Alan Alda as Arthur Shaw
As the movie's title alludes, the plot revolves around a plot hatched by Josh to break into Shaw's penthouse apartment and steal $20 million—enough to pay back the defrauded Tower employees and then some. This is not Ocean's 11, despite some vaguely similar plot machinations. That movie dupes you into thinking it's halfway plausible, sheerly through confidence and style. Tower Heist makes no such efforts. Once the heist actually begins, it's apparent that the whole thing is patently absurd, and it only grows sillier as you go. Look for moments where logic falters and credulity breaks and you will surely find ample criticisms of the movie—but then, that's not really the point of a movie like this, is it?

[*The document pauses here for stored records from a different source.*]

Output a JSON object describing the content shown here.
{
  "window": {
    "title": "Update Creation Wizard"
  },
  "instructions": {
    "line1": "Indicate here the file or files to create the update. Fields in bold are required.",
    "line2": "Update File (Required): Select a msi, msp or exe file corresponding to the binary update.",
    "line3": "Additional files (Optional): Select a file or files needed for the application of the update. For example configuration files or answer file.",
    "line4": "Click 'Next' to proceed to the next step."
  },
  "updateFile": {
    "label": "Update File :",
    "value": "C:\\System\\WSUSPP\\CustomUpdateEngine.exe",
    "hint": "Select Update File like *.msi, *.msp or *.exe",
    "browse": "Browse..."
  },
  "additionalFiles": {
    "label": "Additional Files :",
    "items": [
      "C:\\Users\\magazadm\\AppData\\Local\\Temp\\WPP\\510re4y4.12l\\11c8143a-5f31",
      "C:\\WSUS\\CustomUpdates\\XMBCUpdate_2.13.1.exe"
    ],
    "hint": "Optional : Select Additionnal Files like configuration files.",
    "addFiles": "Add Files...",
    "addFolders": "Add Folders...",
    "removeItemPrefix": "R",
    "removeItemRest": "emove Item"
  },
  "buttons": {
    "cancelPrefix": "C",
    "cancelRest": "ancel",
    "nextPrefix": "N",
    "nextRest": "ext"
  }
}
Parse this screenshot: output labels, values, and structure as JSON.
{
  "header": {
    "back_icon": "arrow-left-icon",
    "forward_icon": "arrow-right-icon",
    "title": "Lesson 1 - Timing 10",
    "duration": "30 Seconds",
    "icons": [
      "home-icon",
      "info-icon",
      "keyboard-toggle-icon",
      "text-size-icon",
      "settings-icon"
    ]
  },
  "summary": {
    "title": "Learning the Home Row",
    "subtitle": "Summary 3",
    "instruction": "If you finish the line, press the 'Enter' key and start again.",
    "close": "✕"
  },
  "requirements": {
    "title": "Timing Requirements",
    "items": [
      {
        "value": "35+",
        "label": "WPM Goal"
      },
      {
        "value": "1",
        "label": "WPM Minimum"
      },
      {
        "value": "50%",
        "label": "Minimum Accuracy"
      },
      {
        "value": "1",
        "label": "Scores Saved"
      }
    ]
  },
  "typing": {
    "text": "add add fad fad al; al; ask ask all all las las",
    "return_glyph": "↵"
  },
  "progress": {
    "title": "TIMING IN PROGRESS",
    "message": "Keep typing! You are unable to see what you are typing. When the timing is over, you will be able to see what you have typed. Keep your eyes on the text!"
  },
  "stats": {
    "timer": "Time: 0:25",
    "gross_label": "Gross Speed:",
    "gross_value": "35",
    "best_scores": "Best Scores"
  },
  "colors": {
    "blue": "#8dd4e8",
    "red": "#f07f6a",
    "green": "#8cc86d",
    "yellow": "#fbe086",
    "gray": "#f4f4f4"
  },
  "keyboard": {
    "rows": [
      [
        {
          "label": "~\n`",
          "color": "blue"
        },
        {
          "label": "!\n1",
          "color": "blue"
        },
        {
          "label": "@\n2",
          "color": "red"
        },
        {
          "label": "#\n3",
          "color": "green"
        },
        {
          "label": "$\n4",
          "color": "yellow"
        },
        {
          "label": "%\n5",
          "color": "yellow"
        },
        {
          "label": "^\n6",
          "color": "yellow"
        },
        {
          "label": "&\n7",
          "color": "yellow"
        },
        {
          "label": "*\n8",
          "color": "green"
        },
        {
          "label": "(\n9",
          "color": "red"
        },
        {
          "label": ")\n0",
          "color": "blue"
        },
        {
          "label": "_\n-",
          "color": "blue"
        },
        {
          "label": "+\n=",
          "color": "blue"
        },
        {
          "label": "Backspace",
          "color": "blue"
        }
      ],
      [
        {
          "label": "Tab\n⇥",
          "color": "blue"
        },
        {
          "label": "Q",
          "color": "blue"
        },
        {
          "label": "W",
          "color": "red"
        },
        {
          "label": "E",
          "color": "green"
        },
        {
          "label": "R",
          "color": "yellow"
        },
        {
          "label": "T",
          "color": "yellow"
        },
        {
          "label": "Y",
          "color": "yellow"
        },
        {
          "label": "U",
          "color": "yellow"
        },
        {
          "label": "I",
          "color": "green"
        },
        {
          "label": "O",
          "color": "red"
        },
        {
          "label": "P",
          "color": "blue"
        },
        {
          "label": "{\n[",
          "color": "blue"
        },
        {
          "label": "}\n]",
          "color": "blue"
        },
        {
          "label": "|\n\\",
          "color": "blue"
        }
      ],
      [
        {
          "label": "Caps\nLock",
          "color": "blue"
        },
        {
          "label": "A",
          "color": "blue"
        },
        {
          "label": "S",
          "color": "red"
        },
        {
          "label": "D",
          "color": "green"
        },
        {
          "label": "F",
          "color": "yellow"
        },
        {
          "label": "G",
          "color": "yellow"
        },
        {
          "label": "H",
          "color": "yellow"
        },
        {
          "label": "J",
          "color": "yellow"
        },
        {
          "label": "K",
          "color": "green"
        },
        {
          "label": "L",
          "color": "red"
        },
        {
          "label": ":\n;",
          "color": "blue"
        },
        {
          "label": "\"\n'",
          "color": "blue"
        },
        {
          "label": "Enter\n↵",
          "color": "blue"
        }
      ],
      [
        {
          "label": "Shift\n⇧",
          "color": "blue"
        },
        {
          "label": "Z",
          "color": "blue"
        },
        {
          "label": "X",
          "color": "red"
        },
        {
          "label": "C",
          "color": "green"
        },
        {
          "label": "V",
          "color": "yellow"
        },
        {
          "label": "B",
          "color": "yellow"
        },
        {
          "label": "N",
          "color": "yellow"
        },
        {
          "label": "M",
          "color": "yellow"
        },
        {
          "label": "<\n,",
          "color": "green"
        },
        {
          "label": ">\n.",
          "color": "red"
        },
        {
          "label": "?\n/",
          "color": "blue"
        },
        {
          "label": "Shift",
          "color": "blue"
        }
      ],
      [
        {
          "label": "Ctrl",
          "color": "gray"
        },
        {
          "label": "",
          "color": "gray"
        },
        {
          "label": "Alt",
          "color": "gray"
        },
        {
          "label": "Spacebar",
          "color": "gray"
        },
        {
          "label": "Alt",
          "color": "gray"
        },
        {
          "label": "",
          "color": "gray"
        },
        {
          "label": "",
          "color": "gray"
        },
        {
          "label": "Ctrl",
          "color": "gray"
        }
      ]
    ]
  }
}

In order to carry out his plan, Josh must enlist the help of several accomplices; the formation of the team is always a hallmark of caper movies, and this one is no different. It's fun to see him pull the gang together, including his brother-in-law Charlie (Casey Affleck), surly and skeptical from the start; financial planner Fitzhugh (Matthew Broderick), recently evicted from The Tower and with nothing to lose; Enrique (Michael Pena), a new Tower employee who really doesn't want to go back to working at Burger King; Odessa (Gabourey Sidibe), a maid who crosses herself before she cracks safes; and Slide (Eddie Murphy), a childhood friend of Josh's who grew up to be a cat burglar.

Casey Affleck as Charlie
Everyone in the cast is funny, but some more than others. The last two characters present the movie with some of its biggest problems. Sidibe is asked to play a Jamaican, and her character skirts cliché so openly, she actually ends some of her punchlines with "mon." Much has been made about Eddie Murphy's return to non-family comedy, and he does seem to relish his role as a foul-mouthed criminal, earning the movie's biggest laughs—but his character, too, is a pretty nasty stereotype, one that had me scanning, unsuccessfully, for some trace of irony or meta-commentary. He refers to himself with the n-word and to his white accomplices as "b*tches." It's a little too much, and it's a shame the filmmakers had to reduce its only two black actors to mere stereotypes.